Regarding the GO-based comparison, GO enrichment results for the IBT-SENSITIVE proteins shown in Figure 5H-I and 5—figure supplement 1B-C were different from that of the IBT-bonded Competed and Selective proteins shown in Figure 6—figure supplement 1B-C. Nevertheless, the Competed and Selective proteins contained approximately 60% of the IBT-SENSITIVE proteins in each enriched GO group shown in Figure 6H, indicating that the Competed and Selective proteins largely cover the IBT21-targeted proteins corresponding to the chemical chaperone activity. The results of this experiment are shown in subsection “In vivoeffects of IBT21 on protein aggregation during ER stress”, and in Figure 5, Figure 5—figure supplement 1 and Figure 6.

8) In the MS experiment shown in Figure 6E that is measuring the ability of IBT22 to block labeling of proteins by the photocrosslinking probe, the data presentation makes it difficult to determine which targets are the most significantly blocked from labeling and by how many fold compared to DMSO. It would be helpful if the authors would adopt a more standard presentation of the data such as that shown in Lanning et al., 2014). The authors must clarify what threshold (fold-change) is being used to determine a protein is a bona fide target versus nonspecific target. Furthermore, how many total proteins from Figure 6E overlap with those in the IBT-sensitive fraction from Figure 5G?

We re-examined the IBT-BOUNDED proteins in a pie chart in the same style as reported in Lanning et al., (2014) (Figure 6E). The threshold (fold-change) is added to the text in subsection “In vivoeffects of IBT21 on protein aggregation during ER stress”, and is also shown in Figure 6D. The number of overlapped proteins with those in the IBT-SENSITIVE fraction from Figure 5G is shown in Figure 6F.

9) Finally, the authors must assess whether the IBT compound series functions similarly to ameliorate ER stress in other cell lines – preferably primary cells.

We successfully presented the same effects of IBT21 on another cell line, Hap1 cells. The results of this experiment are shown in subsection “Structure-activity relationship study of imidazo[2,1-b]benzothiazole derivatives (IBTs)”, and in Figure 3—figure supplement 1.

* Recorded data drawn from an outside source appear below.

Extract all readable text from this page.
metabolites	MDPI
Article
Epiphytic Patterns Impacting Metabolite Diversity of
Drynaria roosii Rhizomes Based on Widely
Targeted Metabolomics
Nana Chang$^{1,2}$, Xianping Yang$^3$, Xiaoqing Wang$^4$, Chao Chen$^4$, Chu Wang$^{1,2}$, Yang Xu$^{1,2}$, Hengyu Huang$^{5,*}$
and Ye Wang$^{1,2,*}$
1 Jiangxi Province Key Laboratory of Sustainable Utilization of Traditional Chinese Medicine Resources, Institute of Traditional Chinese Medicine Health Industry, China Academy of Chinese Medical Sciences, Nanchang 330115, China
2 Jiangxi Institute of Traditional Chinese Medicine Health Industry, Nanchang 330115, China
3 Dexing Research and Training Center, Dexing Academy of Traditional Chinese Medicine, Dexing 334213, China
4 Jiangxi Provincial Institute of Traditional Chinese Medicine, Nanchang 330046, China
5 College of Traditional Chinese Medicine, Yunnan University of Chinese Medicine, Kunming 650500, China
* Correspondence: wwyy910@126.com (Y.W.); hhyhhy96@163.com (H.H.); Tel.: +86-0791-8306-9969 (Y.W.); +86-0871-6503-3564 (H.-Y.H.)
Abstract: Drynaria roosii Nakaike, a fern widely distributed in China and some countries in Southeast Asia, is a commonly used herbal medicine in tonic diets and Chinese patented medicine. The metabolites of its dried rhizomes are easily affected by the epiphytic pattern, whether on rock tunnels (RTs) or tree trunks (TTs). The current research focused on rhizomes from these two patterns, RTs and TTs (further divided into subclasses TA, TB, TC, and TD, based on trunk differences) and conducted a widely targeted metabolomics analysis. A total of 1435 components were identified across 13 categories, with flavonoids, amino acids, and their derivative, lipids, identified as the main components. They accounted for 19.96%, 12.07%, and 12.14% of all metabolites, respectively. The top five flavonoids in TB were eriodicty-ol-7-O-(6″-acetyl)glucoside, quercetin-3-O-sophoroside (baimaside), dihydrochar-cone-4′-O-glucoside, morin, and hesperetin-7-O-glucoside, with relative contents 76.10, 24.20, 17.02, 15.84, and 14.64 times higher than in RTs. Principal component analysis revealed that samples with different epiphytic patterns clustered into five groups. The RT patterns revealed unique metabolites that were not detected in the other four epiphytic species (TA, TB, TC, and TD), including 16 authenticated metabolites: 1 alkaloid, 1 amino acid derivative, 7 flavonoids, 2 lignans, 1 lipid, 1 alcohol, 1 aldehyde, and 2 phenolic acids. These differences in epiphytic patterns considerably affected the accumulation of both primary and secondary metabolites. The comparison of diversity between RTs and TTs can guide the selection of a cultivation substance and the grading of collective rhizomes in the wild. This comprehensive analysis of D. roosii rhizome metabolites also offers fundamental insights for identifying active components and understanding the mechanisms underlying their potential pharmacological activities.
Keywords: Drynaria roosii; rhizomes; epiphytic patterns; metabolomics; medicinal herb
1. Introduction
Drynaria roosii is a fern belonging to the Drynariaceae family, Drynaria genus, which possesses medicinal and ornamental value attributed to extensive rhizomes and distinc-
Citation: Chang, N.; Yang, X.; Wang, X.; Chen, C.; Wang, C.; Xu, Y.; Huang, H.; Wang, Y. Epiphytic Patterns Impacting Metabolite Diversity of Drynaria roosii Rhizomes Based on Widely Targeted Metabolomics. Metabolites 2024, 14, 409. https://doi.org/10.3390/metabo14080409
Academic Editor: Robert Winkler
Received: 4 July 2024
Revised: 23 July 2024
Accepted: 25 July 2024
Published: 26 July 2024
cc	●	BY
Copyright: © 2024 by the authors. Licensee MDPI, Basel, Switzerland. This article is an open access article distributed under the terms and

[Editors' note: further revisions were requested prior to acceptance, as described below.]

Essential Revisions:

1) New experiments are only included as supplementary figures. Selected key data, and instances in which experiments were repeated with more appropriate controls, should be incorporated into the main figures.

As suggested, we swapped Figure 4E and Figure 4-figure supplement 1.

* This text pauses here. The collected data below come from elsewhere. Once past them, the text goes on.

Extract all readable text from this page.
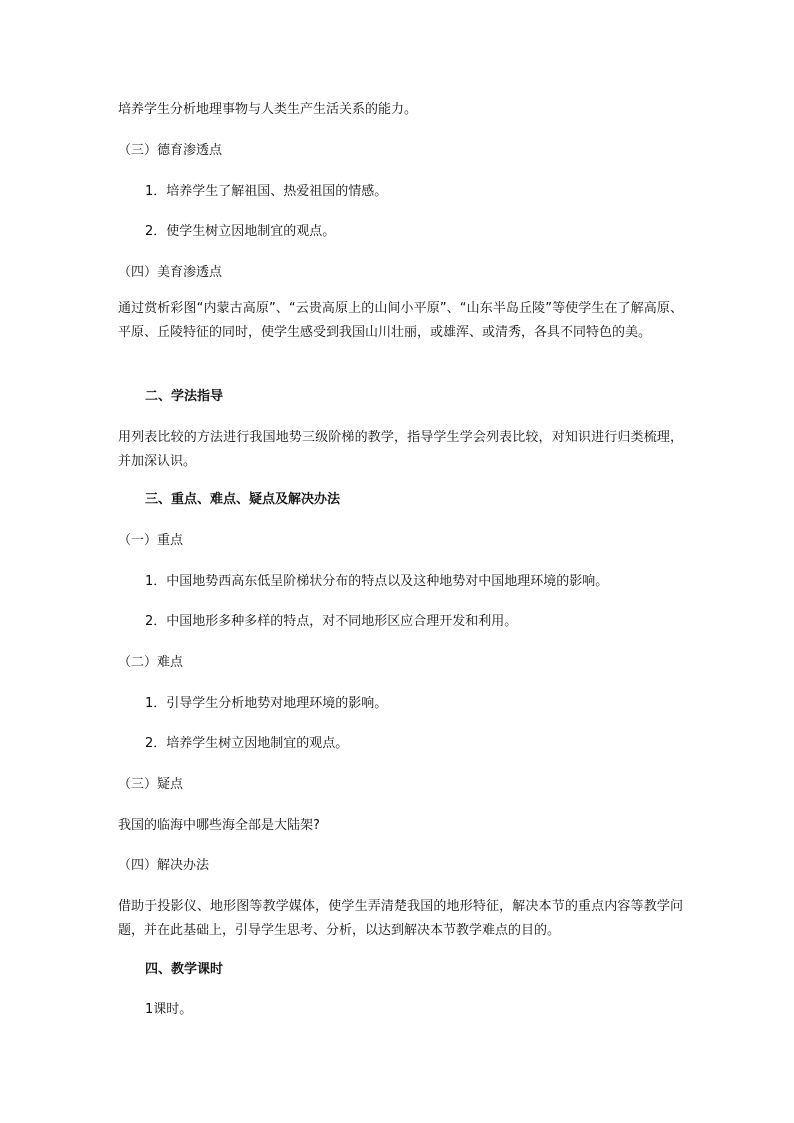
培养学生分析地理事物与人类生产生活关系的能力。
（三）德育渗透点
1．培养学生了解祖国、热爱祖国的情感。
2．使学生树立因地制宜的观点。
（四）美育渗透点
通过赏析彩图“内蒙古高原”、“云贵高原上的山间小平原”、“山东半岛丘陵”等使学生在了解高原、平原、丘陵特征的同时，使学生感受到我国山川壮丽，或雄浑、或清秀，各具不同特色的美。
二、学法指导
用列表比较的方法进行我国地势三级阶梯的教学，指导学生学会列表比较，对知识进行归类梳理，并加深认识。
三、重点、难点、疑点及解决办法
（一）重点
1．中国地势西高东低呈阶梯状分布的特点以及这种地势对中国地理环境的影响。
2．中国地形多种多样的特点，对不同地形区应合理开发和利用。
（二）难点
1．引导学生分析地势对地理环境的影响。
2．培养学生树立因地制宜的观点。
（三）疑点
我国的临海中哪些海全部是大陆架?
（四）解决办法
借助于投影仪、地形图等教学媒体，使学生弄清楚我国的地形特征，解决本节的重点内容等教学问题，并在此基础上，引导学生思考、分析，以达到解决本节教学难点的目的。
四、教学课时
1课时。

2) In the Discussion section, please add a section addressing the surprising finding that the heat shock response is not influenced by their compounds.

We added to the Discussion section according to the reviewer’s comment.

3) There are 58 overlapped proteins for the Competed and Selective (1205 proteins) and IBT-sensitive (125 proteins) groups. However, only two are highlighted and they are not among the strongest hits from either group. Can anything be learned from overlapping stronger hits? Does this data suggest IBT has over 1000 off-targets (a lot) or is the conclusion that it is stabilizing many more proteins that are not detected in the experiment that determined IBT-sensitive compounds?

We agree with the latter of the reviewer's comments, and described in the Results section.

4) For the SAR discussion, it would be useful to highlight what is preferred and what is not preferred as opposed to just what is preferred.

Thank you for raising this point; we described what is preferred and what is not preferred in the Results section.